I’ll take a chance on a documentary I know doesn’t involve much crime or mystery sometimes. That’s why when I saw the premise of The Last Stop, I was actually pretty excited. I haven’t been watching as many true crime documentaries as feverishly over the last two weeks. I’ve been in the mood for some other content which helped this one catch my attention.
The documentary is about The Elan School for Troubled Teens up in Maine. A place for teenagers from at least the 1970s through the late 2000s, it was operated by a guy named Joe Ricci with some interesting methods. Many include shouting, degrading, and putting together what I could best classify as structured anarchy.
Without getting too detailed about the actual content of the documentary, I’d prefer to share what I usually do in order to help you figure out if it’s something for you.
What was good about The Last Stop
The structure of the documentary includes a lot of different interviews and actual footage from inside the school. Everything that it needed was there. I know exactly what happened at the Elan School. What more could we ask for?
The good kind of stops here. As a film, it all seemed to go downhill after the early barrage of curse words from an actor playing one of the teenagers.
What could have made The Last Stop better
The documentary throws a lot of graduates or runaways from the school at us immediately. They’re on the screen for no more than 5 seconds at a time. It’s hard to remember anything about them. I know the biker guy ran away and lived in the woods with a guy named Sticks for a year.
Everything about The Last Stop seemed disorganized. The documentary never really got into a groove. The storytelling was poorly done and there was no emotion to it. For a documentary about a bunch of kids who had it rough, I was expecting to have some feelings about them. I didn’t have any.
The Last Stop would have served itself better by slowing the eff down. Going student by student with a longer introduction would have made us actually care about what happened to them all in the end.
In fairness to the documentary, I was getting distracted a lot early on. Midway through, I realized my heart also just wasn’t in this one. Maybe I should stick to true crime.

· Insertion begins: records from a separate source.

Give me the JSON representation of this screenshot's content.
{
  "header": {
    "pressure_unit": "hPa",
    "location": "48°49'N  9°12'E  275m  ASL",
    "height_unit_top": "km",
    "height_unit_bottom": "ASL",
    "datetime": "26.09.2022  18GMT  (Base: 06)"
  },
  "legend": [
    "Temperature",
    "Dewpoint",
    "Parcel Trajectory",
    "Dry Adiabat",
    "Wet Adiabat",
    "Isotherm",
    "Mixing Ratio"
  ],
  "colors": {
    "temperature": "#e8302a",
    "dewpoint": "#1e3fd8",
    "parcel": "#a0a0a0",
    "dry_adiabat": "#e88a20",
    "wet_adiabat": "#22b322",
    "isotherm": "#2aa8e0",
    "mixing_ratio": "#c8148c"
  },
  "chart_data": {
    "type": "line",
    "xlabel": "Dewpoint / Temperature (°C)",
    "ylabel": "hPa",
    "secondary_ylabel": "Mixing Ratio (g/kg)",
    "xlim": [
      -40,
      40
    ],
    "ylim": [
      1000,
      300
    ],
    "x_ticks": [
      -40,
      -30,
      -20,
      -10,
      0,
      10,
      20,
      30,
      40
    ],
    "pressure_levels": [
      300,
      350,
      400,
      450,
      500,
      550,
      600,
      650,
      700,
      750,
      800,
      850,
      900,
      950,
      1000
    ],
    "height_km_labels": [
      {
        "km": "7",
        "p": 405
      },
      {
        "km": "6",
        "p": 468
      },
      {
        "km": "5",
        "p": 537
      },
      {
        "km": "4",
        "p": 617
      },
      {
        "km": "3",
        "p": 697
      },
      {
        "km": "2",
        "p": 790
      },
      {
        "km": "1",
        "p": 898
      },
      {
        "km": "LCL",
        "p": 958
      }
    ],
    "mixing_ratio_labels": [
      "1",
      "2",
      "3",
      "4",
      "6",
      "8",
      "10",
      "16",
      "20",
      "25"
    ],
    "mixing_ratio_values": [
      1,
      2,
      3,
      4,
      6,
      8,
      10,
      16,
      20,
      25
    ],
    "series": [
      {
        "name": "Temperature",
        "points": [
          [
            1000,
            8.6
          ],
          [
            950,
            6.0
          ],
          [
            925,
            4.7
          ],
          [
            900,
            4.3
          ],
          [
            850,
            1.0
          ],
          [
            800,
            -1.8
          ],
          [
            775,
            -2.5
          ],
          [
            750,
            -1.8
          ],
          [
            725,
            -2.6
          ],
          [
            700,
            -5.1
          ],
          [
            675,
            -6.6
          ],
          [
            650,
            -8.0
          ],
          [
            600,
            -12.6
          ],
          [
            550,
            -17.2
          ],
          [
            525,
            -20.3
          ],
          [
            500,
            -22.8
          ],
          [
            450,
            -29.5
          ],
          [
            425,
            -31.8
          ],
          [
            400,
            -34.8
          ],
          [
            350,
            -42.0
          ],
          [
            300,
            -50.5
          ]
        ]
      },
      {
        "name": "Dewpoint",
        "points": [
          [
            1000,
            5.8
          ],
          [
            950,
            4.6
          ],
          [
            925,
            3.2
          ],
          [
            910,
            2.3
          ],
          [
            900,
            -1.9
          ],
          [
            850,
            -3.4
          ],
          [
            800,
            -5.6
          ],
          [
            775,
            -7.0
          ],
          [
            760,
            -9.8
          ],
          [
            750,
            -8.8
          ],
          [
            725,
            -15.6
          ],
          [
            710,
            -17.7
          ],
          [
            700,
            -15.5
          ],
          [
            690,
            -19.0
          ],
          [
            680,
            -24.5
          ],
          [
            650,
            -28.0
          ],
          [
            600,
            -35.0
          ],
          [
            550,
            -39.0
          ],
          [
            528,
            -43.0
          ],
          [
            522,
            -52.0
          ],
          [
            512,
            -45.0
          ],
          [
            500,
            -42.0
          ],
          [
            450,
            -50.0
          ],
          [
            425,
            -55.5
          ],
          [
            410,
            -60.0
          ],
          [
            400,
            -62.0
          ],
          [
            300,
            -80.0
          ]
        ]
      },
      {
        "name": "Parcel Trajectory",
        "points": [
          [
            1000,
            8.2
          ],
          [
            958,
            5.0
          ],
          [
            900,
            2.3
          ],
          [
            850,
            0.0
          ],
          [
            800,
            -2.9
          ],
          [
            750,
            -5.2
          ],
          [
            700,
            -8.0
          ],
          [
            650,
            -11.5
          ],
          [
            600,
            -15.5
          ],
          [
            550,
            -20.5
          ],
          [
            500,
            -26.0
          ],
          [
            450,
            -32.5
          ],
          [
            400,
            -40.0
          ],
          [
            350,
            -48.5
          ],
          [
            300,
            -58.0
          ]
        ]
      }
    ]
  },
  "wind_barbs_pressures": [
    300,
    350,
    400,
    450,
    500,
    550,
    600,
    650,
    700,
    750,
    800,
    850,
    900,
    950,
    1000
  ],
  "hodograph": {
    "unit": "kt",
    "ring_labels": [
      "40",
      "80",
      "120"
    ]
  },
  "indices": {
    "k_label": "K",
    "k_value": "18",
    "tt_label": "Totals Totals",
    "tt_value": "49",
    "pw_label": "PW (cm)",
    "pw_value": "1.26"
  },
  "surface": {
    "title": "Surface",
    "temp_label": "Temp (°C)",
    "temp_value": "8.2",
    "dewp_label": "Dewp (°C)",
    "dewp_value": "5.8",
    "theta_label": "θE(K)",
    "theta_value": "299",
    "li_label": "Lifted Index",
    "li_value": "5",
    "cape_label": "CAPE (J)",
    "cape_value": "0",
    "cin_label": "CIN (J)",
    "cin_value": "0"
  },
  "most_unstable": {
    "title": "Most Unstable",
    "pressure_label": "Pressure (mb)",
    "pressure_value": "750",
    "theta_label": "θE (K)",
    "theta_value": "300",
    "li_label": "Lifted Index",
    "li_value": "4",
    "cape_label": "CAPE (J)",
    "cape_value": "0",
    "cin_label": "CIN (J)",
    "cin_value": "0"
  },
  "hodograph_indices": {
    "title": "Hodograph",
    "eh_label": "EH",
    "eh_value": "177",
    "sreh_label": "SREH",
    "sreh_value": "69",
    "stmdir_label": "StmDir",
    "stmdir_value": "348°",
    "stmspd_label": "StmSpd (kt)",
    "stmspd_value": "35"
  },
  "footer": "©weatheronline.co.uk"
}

Is The Last Stop worth watching?
Pass on this. There isn’t anything really intriguing. The documentary doesn’t break any new grounds and beyond a few moments of “can you believe they made the kids do that?” it wasn’t all that memorable.
Overall Score: 4 out of 10
This was a decently made documentary. My biggest problem was it felt like someone who didn’t help film was the one to make the edits. Several of the people featured seemed very interesting. None were on screen for a long enough period in a row to stand out.